Hablé de papá

Hay distancias que se miden en el dolor que causan a quienes separan. Hay familias que se desperdigan e impiden aún la dispersión del amor, logrando que la lejanía no sea ausencia y que la ausencia no sea nunca.

Papá vive a miles de kilómetros, en un lugar habitado por otro gentilicio. Manda al día un par de libros, llama por las tardes, pregunta por mí. No deja de insistir: quiero que seas feliz. “Feliz” es el nombre que le puse a lo que se siente sentirlo cerca.

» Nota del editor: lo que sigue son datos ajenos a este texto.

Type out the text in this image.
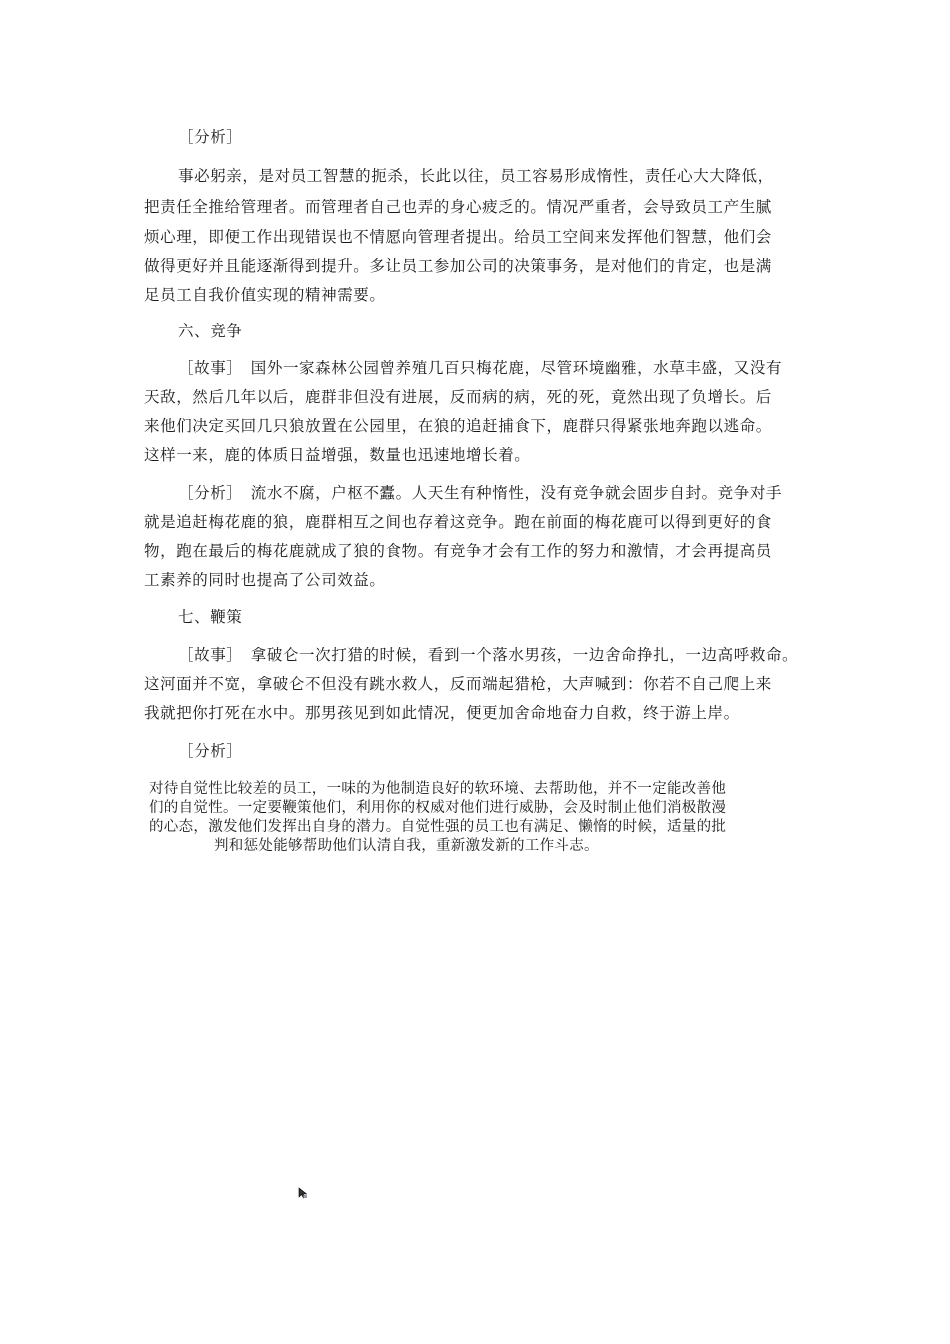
［分析］
事必躬亲，是对员工智慧的扼杀，长此以往，员工容易形成惰性，责任心大大降低，
把责任全推给管理者。而管理者自己也弄的身心疲乏的。情况严重者，会导致员工产生腻
烦心理，即便工作出现错误也不情愿向管理者提出。给员工空间来发挥他们智慧，他们会
做得更好并且能逐渐得到提升。多让员工参加公司的决策事务，是对他们的肯定，也是满
足员工自我价值实现的精神需要。
六、竞争
［故事］　国外一家森林公园曾养殖几百只梅花鹿，尽管环境幽雅，水草丰盛，又没有
天敌，然后几年以后，鹿群非但没有进展，反而病的病，死的死，竟然出现了负增长。后
来他们决定买回几只狼放置在公园里，在狼的追赶捕食下，鹿群只得紧张地奔跑以逃命。
这样一来，鹿的体质日益增强，数量也迅速地增长着。
［分析］　流水不腐，户枢不蠹。人天生有种惰性，没有竞争就会固步自封。竞争对手
就是追赶梅花鹿的狼，鹿群相互之间也存着这竞争。跑在前面的梅花鹿可以得到更好的食
物，跑在最后的梅花鹿就成了狼的食物。有竞争才会有工作的努力和激情，才会再提高员
工素养的同时也提高了公司效益。
七、鞭策
［故事］　拿破仑一次打猎的时候，看到一个落水男孩，一边舍命挣扎，一边高呼救命。
这河面并不宽，拿破仑不但没有跳水救人，反而端起猎枪，大声喊到：你若不自己爬上来
我就把你打死在水中。那男孩见到如此情况，便更加舍命地奋力自救，终于游上岸。
［分析］
对待自觉性比较差的员工，一味的为他制造良好的软环境、去帮助他，并不一定能改善他
们的自觉性。一定要鞭策他们，利用你的权威对他们进行威胁，会及时制止他们消极散漫
的心态，激发他们发挥出自身的潜力。自觉性强的员工也有满足、懒惰的时候，适量的批
判和惩处能够帮助他们认清自我，重新激发新的工作斗志。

La distancia enseña a decir “te quiero” antes de colgar. A pasar el día cazando momentos de los que podamos hablar. A reconocer en la casa el vacío que le pertenece al otro: en el que podría estar y al que lo queremos ver volver.

A veces brotan de mi boca sus palabras. Hace algunos años, en mi adolescencia, habría evitado decirlas queriendo ser distinta a todos. Ahora agradezco que mis papás me dieron la posibilidad de no pensar como ellos y aún así en mucho estamos acuerdo. Y es que la libertad no siempre separa caminos: en ocasiones nos hace coincidir. Entonces cobra un sentido que no es mío sino nuestro. Ese sentido me gusta más.

He aprendido a cuidar el encuentro porque hace nacer lugares. Papá y yo tenemos el lugar más seguro del mundo: si dejamos ahí una ilusión no se rompe, si dejamos ahí un sueño no se daña, si dejamos ahí un abrazo no se va.

Hablé de papá y de lo que no se puede perder: no se puede perder la experiencia en sus palabras, no se puede perder la certeza de su cariño, no se puede perder el puerto seguro entre sus brazos, no se puede perder la existencia de su amor. No me puedo perder yo, porque siempre me sabe encontrar.

Hay nortes que duran la vida entera: el mío es él.